At the boundary between the Triassic and the Jurassic, 200 million years ago CO2 levels soared – biodiversity plummeted. BEERLING conjectures that methane hydrates – the product of the lowly methanogens, which has been frozen on sea-floors – were released catastrophically.
Whether the extinction of the dinosaurs resulted from an asteroid or the eruption of the Dekkan Traps is debated. The hypothesis that these animals did themselves in with their methane flatulence has been quantified and found wanting.
During the early Eocene – 55 million years ago – a surge in CO2, coupled with methane from marshlands, nitrous oxide emitted from tropical terrestrial ecosystems, and tropospheric ozone conspired together to give us the warmest climate in recent ages.
The latest climatic gyration happened eight million years ago. Genetic change in mainly tropical “grasses” – maïs and sugar cane are examples – made them better photosynthetizers than the established ones. The “C4” plants began replacing the “C3”. They displaced forest – and changed the climate – through complex feedback mechanisms involving fire.
Happenstance and plants drove the earth’s climate – and then came mankind. Given the strain that 7 billion people with the ever expanding “carbon footprint” are placing on the earth bio-system it is hard to argue that our actions on the climate are “minor”. How the bio-system will react is a different matter – or what we may sensibly do to mitigate the effects of our behavior. Here is bet on surprises and discontinuities.

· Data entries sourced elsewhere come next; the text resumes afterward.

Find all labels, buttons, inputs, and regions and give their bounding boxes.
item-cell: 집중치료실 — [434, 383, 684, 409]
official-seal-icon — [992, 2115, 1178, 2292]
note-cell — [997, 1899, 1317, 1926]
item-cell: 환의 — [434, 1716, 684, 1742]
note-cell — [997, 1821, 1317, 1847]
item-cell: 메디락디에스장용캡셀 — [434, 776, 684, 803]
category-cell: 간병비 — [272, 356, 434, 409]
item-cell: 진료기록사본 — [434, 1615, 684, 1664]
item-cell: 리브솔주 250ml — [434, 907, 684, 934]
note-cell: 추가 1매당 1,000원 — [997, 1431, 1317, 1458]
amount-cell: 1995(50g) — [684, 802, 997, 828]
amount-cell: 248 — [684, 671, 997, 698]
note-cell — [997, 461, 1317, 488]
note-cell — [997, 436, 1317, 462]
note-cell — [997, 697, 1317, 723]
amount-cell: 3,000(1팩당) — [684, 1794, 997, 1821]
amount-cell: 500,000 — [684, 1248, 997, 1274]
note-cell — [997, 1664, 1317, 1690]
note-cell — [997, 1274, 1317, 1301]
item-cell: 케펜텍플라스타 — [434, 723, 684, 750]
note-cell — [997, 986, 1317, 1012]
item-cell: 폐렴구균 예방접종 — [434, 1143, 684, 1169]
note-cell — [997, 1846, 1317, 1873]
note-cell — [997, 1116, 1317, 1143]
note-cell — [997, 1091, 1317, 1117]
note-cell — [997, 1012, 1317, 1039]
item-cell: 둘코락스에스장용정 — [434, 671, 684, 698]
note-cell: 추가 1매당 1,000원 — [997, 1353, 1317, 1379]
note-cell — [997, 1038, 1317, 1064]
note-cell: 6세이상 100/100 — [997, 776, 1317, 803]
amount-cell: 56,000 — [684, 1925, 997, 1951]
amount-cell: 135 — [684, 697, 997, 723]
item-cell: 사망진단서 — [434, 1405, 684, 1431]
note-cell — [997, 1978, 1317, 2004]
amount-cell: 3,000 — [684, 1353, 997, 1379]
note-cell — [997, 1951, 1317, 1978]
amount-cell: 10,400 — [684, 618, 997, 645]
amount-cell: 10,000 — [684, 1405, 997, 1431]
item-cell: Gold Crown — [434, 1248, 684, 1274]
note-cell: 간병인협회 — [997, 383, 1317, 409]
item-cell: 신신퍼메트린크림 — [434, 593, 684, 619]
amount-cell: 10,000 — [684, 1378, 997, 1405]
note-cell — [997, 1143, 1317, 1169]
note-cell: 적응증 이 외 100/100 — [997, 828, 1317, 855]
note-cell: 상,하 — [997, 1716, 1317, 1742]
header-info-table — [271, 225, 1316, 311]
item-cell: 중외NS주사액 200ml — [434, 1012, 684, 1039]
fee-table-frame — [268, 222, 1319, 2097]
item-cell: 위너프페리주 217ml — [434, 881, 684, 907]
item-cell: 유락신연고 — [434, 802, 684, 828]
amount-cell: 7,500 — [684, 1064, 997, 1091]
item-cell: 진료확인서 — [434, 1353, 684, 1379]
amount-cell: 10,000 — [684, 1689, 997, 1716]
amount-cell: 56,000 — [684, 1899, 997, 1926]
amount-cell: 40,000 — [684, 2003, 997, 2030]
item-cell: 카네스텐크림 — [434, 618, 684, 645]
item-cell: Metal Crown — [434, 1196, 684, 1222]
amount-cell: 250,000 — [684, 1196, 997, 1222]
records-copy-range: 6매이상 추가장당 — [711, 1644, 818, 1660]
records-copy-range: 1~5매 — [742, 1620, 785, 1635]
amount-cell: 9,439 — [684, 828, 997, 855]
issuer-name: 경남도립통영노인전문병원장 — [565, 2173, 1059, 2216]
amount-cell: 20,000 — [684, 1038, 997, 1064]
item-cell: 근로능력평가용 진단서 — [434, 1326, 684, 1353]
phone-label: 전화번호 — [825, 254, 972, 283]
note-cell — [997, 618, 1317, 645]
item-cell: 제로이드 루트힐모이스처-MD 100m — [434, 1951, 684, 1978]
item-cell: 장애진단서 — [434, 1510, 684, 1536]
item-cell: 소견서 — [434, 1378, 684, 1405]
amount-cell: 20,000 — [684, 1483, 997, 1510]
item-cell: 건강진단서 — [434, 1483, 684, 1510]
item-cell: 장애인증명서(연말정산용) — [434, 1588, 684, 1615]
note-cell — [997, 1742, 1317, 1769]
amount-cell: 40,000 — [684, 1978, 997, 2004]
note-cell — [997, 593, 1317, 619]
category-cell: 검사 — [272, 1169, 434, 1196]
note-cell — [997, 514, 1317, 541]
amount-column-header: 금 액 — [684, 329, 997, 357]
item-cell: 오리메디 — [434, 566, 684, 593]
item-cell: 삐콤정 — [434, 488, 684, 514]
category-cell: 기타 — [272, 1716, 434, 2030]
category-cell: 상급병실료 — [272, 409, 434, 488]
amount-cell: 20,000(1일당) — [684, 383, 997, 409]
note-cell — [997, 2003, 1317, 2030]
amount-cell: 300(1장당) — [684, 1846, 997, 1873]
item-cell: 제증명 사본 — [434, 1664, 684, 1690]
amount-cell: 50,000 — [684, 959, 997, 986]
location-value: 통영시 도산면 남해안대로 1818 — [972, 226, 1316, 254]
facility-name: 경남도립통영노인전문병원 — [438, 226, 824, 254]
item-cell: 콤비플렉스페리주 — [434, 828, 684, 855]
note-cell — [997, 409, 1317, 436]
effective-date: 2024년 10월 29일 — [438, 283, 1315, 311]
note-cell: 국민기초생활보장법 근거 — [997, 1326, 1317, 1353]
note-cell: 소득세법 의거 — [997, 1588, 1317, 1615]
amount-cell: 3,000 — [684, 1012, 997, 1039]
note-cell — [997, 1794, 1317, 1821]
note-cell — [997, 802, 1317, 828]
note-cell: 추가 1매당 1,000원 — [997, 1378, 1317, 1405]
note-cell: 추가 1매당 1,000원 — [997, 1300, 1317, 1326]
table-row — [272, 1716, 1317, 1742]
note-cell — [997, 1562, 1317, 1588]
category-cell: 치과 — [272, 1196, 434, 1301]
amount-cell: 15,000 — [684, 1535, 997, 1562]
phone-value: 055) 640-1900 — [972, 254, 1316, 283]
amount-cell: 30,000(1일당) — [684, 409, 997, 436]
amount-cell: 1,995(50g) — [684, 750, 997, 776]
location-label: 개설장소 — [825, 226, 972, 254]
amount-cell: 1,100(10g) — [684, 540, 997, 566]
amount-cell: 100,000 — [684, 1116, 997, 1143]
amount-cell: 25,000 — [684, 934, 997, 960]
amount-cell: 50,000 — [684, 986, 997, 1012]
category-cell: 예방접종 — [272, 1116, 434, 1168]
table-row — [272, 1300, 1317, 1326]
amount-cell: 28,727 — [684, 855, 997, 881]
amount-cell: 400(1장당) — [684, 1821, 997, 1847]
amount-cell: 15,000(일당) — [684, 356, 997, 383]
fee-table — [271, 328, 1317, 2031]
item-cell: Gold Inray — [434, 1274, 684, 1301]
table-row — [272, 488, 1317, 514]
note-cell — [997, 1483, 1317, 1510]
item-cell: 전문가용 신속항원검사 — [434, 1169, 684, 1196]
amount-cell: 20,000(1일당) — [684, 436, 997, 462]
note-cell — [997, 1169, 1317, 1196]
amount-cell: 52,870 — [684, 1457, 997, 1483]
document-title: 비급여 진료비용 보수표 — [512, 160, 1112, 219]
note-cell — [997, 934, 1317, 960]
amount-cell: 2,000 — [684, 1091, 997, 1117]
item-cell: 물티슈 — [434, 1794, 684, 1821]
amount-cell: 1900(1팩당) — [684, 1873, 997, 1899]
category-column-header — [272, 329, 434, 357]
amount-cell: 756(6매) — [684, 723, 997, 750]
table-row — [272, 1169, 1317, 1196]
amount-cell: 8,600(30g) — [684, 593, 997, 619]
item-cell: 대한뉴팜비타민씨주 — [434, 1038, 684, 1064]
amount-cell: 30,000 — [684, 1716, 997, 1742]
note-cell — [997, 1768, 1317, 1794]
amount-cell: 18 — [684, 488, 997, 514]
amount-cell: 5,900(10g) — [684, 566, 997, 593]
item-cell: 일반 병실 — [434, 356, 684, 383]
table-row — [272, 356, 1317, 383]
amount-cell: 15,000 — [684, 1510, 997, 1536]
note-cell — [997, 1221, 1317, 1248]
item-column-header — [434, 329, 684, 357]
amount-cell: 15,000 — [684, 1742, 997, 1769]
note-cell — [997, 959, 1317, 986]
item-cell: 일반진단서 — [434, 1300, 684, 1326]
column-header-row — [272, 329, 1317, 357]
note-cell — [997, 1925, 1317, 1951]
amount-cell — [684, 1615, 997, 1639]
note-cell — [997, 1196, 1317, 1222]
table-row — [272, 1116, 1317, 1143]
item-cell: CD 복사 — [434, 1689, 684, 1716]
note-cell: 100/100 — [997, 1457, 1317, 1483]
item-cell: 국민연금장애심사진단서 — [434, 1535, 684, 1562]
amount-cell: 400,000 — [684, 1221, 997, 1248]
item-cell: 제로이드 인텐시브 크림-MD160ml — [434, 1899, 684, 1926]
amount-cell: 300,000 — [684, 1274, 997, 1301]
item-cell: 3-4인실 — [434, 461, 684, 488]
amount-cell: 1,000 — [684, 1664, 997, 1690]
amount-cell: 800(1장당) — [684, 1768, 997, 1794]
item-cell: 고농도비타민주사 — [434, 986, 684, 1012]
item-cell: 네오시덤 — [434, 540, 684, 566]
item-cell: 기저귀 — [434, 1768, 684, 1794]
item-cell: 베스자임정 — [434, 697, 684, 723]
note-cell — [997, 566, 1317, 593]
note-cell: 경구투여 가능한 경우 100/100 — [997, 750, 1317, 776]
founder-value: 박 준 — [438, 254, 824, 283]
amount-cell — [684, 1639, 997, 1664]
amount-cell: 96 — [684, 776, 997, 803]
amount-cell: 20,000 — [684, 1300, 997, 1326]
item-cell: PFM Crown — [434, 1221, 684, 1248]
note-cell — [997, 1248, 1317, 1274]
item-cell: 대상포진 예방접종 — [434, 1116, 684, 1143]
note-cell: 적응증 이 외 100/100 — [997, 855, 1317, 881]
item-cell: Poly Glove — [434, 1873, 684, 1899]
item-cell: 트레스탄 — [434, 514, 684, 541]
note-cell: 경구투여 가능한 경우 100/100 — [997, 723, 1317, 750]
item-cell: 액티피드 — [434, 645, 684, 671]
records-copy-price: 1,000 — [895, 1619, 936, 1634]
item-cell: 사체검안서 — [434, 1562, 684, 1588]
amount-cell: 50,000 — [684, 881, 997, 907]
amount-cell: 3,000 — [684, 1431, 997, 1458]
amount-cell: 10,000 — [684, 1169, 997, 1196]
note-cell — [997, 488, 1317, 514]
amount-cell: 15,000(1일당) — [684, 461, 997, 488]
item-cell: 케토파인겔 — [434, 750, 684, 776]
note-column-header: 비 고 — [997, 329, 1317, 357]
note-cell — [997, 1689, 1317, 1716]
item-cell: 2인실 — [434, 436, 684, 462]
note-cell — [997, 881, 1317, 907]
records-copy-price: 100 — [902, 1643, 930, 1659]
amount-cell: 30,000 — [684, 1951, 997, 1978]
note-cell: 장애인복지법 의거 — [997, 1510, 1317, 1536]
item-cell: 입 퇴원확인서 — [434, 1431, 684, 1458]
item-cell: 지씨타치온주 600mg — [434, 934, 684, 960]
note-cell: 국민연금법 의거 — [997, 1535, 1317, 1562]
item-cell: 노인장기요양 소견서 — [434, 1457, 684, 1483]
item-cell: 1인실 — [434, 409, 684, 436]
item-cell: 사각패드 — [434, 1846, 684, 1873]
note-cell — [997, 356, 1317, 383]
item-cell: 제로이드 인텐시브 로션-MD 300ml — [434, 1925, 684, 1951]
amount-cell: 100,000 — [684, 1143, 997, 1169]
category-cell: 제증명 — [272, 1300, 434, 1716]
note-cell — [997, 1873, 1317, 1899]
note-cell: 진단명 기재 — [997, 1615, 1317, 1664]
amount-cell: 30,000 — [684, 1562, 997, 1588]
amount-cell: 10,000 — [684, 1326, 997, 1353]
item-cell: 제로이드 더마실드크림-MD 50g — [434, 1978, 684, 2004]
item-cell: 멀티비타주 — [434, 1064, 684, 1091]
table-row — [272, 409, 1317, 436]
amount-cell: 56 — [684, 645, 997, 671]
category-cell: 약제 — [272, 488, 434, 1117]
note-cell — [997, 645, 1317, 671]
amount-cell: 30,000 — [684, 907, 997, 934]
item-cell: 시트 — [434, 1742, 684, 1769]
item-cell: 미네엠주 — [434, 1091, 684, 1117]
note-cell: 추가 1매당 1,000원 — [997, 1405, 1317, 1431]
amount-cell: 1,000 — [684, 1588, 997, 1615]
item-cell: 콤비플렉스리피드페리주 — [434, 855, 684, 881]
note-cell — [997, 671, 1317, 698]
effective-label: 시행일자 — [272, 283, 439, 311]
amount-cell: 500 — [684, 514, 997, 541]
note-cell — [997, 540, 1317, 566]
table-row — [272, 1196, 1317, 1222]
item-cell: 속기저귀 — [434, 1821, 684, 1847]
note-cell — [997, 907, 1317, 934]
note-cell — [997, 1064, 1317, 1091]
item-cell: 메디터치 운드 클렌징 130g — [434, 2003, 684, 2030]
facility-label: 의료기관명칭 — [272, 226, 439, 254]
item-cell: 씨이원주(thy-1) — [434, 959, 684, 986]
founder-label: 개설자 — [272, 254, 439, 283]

One thing is emerging – just as we are the first species to evolve culturally, rather than just genetically, we are the first animal species that is significantly affecting the earth’s climate.
Not bad for this bipedal ape which came into its own 100’000 years ago or so.
 David BEERLING (2007): The Emerald Planet: How Plants Changed Earth’s History.. xvi + 288 pp. Oxford University Press, Oxford.
 This history is just emerging. See e.g. Clive OPPENHEIMER (2011): Eruptions that shook the world. Cambridge University Press, Cambridge UK.